01.04.2008 um 21:27 Uhr

bald, bald...

von: grenzgaenger   Kategorie: endspurt

 

acht seiten heute. statistikergebnisse. großartiges zeug. zeitreihen und so. aber egal. es wird. es wird. und ich hüpfe wie ein aufgedrehtes, aufgezogenes...ähhh, hasenzahnspringpferd durch die gegend. was auch immer das ist. ich bin komplett überdreht. nur erfolgserlebnisse heute, ich hätte vor mir auf die knie fallen und mich feiern können ob der geistesblitze, die mich heute ereilt haben ...sternstunden. stern-stun-den der, ja, auch der statistik (sorry frau argh), der guten laune und des dissertativen endrauschs. das ist besser als alle drogen zusammen. nix nase im schnee wälzen, nee. dissertationsabgaberausch.

und was natüüürlich noch zusätzlich stimmungshebend, ja, noch mehr, hinzu kommt, ist...ja, richtig, muaha, therapie gehabt. auch so eine sternstunde, und wieder hätt ich sie am liebsten einfach nur abgeknutscht, weiße bluse und lederjacke hatte sie heute an, die gute, und dazu noch ihre langen locken und überhaupt, wie soll man sich da aufs analysieren konzentrieren...nee, spaß beiseite, ich bin NICHT in meine therapeutin verknallt, nein, wirklich nicht, aber es ist einfach irgendwie gut, dass es sie gibt, die werte frau psychoanalytikerin. wie gesagt, mich am besten so direkt nach der pause nicht ganz so ernst nehmen, aber, sagen madame, weil ich die sooo gut geregelt bekommen hab, und das, das, ja, das ist halt gut und so. so. gut halt. und, haha, madame analytikerin haben eine ahnung. jawoll. eine ahnung hat sie, was denn so die ursache meiner etwas borderlinegestörten persönlichkeit (ach, scheiß doch auf diese blöden kategorien! freiheit der persönlichkeit!) sein könnte. aber sagen tut sie natürlich nix. sagt nur ah und gackert dann nicht. aber das seh ich sogar ein. ist mein ding. muss ich ran. is klar. völlig klar. soviel dazu. naja. gucken muss ich, haben wir beschlossen und ausgemacht, wann ich aussteige. von mir weggehe. mich ablenke. von dem was ich gerade tue, denke, fühle. um nicht hingucken zu müssen. auf was auch immer. erst wenn ich das hingucken aushalten kann, kann ich anfangen, tiefer zu gehen. trotzdem bin ich heute, gefühlt von mir, bestätigt von ihr, vom kleinen schaufelbagger auf die schaufel umgestiegen. ich habs gefühlt.
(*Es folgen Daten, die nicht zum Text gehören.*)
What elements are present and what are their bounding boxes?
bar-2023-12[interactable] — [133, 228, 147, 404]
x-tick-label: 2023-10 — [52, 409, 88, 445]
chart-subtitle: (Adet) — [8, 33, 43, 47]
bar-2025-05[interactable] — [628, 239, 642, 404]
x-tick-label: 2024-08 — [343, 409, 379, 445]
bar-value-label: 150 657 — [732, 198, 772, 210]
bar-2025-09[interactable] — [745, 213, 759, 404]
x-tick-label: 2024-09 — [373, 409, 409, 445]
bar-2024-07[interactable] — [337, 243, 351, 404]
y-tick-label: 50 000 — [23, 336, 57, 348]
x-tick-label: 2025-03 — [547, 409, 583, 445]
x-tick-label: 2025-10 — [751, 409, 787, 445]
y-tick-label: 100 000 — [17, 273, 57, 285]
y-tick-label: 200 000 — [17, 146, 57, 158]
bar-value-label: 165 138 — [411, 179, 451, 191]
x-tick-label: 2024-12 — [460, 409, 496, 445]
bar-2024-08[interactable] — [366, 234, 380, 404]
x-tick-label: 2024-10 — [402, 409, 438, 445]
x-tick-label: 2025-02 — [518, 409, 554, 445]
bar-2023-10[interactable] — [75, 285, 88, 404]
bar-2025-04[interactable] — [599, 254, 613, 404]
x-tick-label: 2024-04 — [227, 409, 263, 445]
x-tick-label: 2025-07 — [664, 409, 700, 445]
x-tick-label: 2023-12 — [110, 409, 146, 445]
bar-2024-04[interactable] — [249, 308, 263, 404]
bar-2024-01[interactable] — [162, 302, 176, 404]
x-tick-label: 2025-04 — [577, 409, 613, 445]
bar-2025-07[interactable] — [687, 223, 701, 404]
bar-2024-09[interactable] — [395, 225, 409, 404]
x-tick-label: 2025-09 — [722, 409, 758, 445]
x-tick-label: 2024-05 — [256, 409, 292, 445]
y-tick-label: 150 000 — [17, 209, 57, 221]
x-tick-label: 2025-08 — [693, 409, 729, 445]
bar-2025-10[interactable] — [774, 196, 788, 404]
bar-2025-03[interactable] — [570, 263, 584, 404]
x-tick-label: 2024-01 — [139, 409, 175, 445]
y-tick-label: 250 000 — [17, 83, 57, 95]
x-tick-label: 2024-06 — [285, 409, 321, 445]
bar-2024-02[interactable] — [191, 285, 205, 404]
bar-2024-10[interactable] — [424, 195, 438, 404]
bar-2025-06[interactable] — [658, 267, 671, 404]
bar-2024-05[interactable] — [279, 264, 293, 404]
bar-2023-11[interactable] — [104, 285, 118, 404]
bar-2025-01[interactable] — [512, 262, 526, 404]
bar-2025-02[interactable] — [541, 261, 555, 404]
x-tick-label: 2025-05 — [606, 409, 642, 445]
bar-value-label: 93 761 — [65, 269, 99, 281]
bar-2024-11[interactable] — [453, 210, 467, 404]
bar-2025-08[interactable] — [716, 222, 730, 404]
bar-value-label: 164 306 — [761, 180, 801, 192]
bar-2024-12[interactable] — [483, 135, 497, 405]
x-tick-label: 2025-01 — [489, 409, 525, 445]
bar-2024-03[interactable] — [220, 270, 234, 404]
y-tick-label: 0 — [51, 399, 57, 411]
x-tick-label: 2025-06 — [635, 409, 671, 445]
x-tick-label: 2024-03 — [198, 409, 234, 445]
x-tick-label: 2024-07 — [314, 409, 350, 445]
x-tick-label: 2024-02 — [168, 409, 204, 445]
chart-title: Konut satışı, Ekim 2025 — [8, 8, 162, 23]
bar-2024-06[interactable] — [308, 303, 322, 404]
so. genug soweit. ich will noch staubsaugen und geschirr spülen. fehlt noch was? ach ja, um gottes willen. das übliche natürlich. hier, bitte:

zu viel:

energie, rumgezappelt, ablenkung


zu wenig:

ZEIT. ZEIT. und nochmal: ZEIT. und therapeutin.


gar nicht

angst vor dem ende


erkenntnisse des tages:

ich muss immer! das letzte wort haben. immer.
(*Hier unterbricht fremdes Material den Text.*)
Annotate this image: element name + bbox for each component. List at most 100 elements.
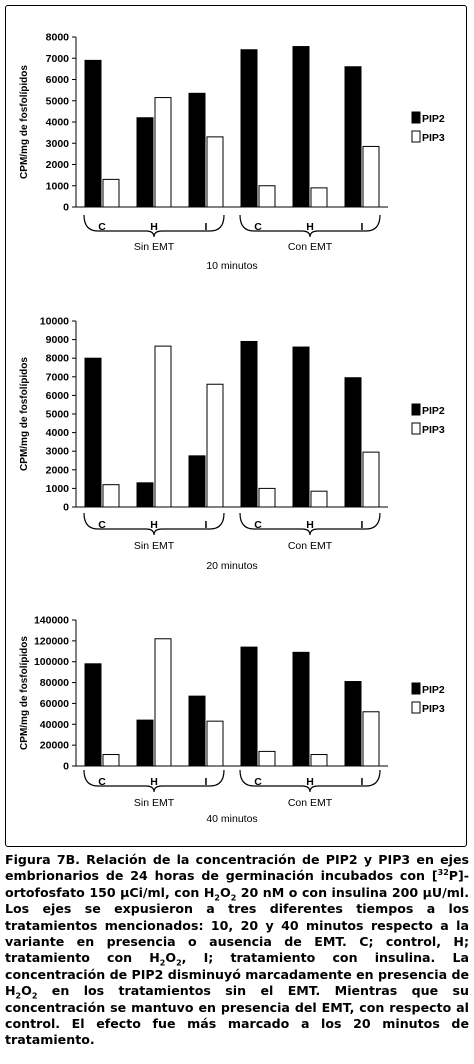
chart-10-minutos: 0 1000 2000 3000 4000 5000 6000 7000 8000 CPM/mg …	[19, 32, 445, 273]
bar-pip2-c-3	[240, 340, 258, 508]
group-brace	[83, 512, 225, 536]
figure-label: Figura 7B.	[5, 852, 80, 867]
caption-subscript: 2	[15, 991, 22, 1001]
y-tick-label: 4000	[46, 427, 70, 439]
x-tick-label: C	[98, 221, 106, 233]
bar-pip2-i-5	[344, 377, 362, 508]
group-brace	[239, 214, 381, 238]
chart-20-minutos: 0 1000 2000 3000 4000 5000 6000 7000 8000 9000 100…	[19, 316, 445, 573]
x-tick-label: C	[98, 519, 106, 531]
caption-subscript: 2	[176, 958, 182, 968]
bar-pip3-c-3	[258, 487, 276, 508]
caption-text: P]-ortofosfato 150 µCi/ml, con H	[5, 868, 469, 900]
group-label: Sin EMT	[134, 797, 175, 809]
bar-pip3-c-3	[258, 750, 276, 767]
bar-pip3-h-4	[310, 754, 328, 767]
caption-text: en los tratamientos sin el EMT. Mientras…	[5, 983, 469, 1048]
caption-text: O	[219, 884, 231, 900]
legend-swatch-pip3	[411, 422, 421, 435]
y-tick-label: 1000	[46, 483, 70, 495]
y-tick-label: 8000	[46, 32, 70, 44]
bar-pip2-i-2	[188, 92, 206, 208]
caption-subscript: 2	[214, 893, 220, 903]
caption-text: 20 nM o con insulina 200 µU/ml. Los ejes…	[5, 884, 469, 966]
group-brace	[83, 769, 225, 793]
legend-label-pip3: PIP3	[422, 132, 445, 144]
caption-superscript: 32	[437, 868, 449, 878]
bar-pip2-h-4	[292, 46, 310, 208]
x-tick-label: H	[306, 776, 314, 788]
bar-pip3-i-5	[362, 711, 380, 767]
legend-label-pip2: PIP2	[422, 405, 445, 417]
caption-subscript: 2	[230, 893, 237, 903]
y-tick-label: 9000	[46, 334, 70, 346]
x-tick-label: C	[254, 519, 262, 531]
bar-pip2-c-3	[240, 49, 258, 208]
y-tick-label: 5000	[46, 409, 70, 421]
bar-pip3-c-3	[258, 185, 276, 208]
legend-swatch-pip2	[411, 403, 421, 416]
group-brace	[83, 214, 225, 238]
bar-pip3-i-2	[206, 136, 224, 208]
y-tick-label: 3000	[46, 446, 70, 458]
y-tick-label: 140000	[34, 615, 69, 627]
chart-title: 40 minutos	[206, 813, 257, 825]
x-tick-label: I	[205, 221, 208, 233]
caption-text: O	[21, 983, 32, 999]
group-label: Sin EMT	[134, 241, 175, 253]
group-label: Con EMT	[288, 540, 333, 552]
x-tick-label: I	[361, 519, 364, 531]
x-tick-label: H	[150, 519, 158, 531]
bar-pip2-c-0	[84, 663, 102, 767]
bar-pip2-h-4	[292, 651, 310, 767]
y-tick-label: 2000	[46, 464, 70, 476]
bar-pip2-h-1	[136, 482, 154, 508]
group-brace	[239, 769, 381, 793]
y-tick-label: 6000	[46, 74, 70, 86]
caption-text: Relación de la concentración de PIP2 y P…	[5, 852, 470, 884]
y-tick-label: 100000	[34, 656, 69, 668]
y-tick-label: 4000	[46, 117, 70, 129]
caption-subscript: 2	[159, 958, 166, 968]
legend-swatch-pip3	[411, 130, 421, 143]
chart-40-minutos: 0 20000 40000 60000 80000 100000 120000 140000 C…	[19, 615, 445, 826]
y-axis-title: CPM/mg de fosfolípidos	[19, 357, 30, 471]
bar-pip2-h-1	[136, 719, 154, 767]
group-label: Con EMT	[288, 241, 333, 253]
caption-text: O	[165, 950, 177, 966]
x-tick-label: C	[254, 221, 262, 233]
y-tick-label: 40000	[40, 719, 69, 731]
group-label: Sin EMT	[134, 540, 175, 552]
y-tick-label: 10000	[40, 316, 69, 328]
bar-pip2-h-1	[136, 117, 154, 208]
bar-pip3-h-1	[154, 345, 172, 508]
bar-pip3-h-4	[310, 490, 328, 508]
y-tick-label: 2000	[46, 159, 70, 171]
caption-text: , I; tratamiento con insulina. La concen…	[5, 950, 470, 999]
bar-pip2-i-2	[188, 455, 206, 508]
x-tick-label: I	[361, 221, 364, 233]
x-tick-label: I	[205, 776, 208, 788]
y-tick-label: 7000	[46, 53, 70, 65]
bar-pip3-i-2	[206, 720, 224, 767]
legend-swatch-pip3	[411, 701, 421, 714]
y-tick-label: 80000	[40, 677, 69, 689]
bar-pip3-c-0	[102, 484, 120, 508]
legend-swatch-pip2	[411, 682, 421, 695]
y-tick-label: 1000	[46, 180, 70, 192]
x-tick-label: H	[306, 221, 314, 233]
legend-label-pip3: PIP3	[422, 424, 445, 436]
y-tick-label: 5000	[46, 95, 70, 107]
x-tick-label: C	[98, 776, 106, 788]
y-axis-title: CPM/mg de fosfolípidos	[19, 636, 30, 750]
legend-label-pip2: PIP2	[422, 113, 445, 125]
x-tick-label: H	[306, 519, 314, 531]
bar-pip2-i-5	[344, 66, 362, 208]
bar-pip2-h-4	[292, 346, 310, 508]
x-tick-label: H	[150, 221, 158, 233]
y-tick-label: 8000	[46, 353, 70, 365]
x-tick-label: C	[254, 776, 262, 788]
x-tick-label: I	[205, 519, 208, 531]
group-brace	[239, 512, 381, 536]
bar-pip2-i-2	[188, 695, 206, 767]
dass der endkampf kein strandspaziergang wird, war mir klar. dass ich aber irgendwann (nämlich heute abend) anfange, aus akutestem zeitmangel heraus geschnittene, kalte (!) bürgermaultaschen aufs butterbrot zu legen, sie mit designer-knoblauchspray besprühe und mit knorr-salatkräutern würze, weil mir das salz ausgegangen ist, also das hätt ich mir nicht träumen lassen. wirklich nicht.


countdown. es sind noch:

genau 14 tage

ca. 25 seiten zu schreiben (kann sein, dass ich mich hier ein wenig verschätze)
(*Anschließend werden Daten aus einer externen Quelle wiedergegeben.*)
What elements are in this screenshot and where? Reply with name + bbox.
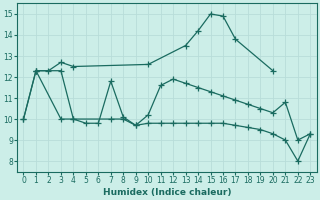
X-axis label: Humidex (Indice chaleur): Humidex (Indice chaleur) — [103, 188, 231, 197]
kürzen (teilweise), die feinkorrektur und

sämtliche kraut-und rüben-verzeichnisse zu machen. ach herrjeh. ein abgrund.

letztes wort.

 

01.04.2008 um 11:32 Uhr

biegen verboten

von: grenzgaenger   Kategorie: sau-schlaues

 

der vorteil edler fürze ist ihre geringe halbwertszeit.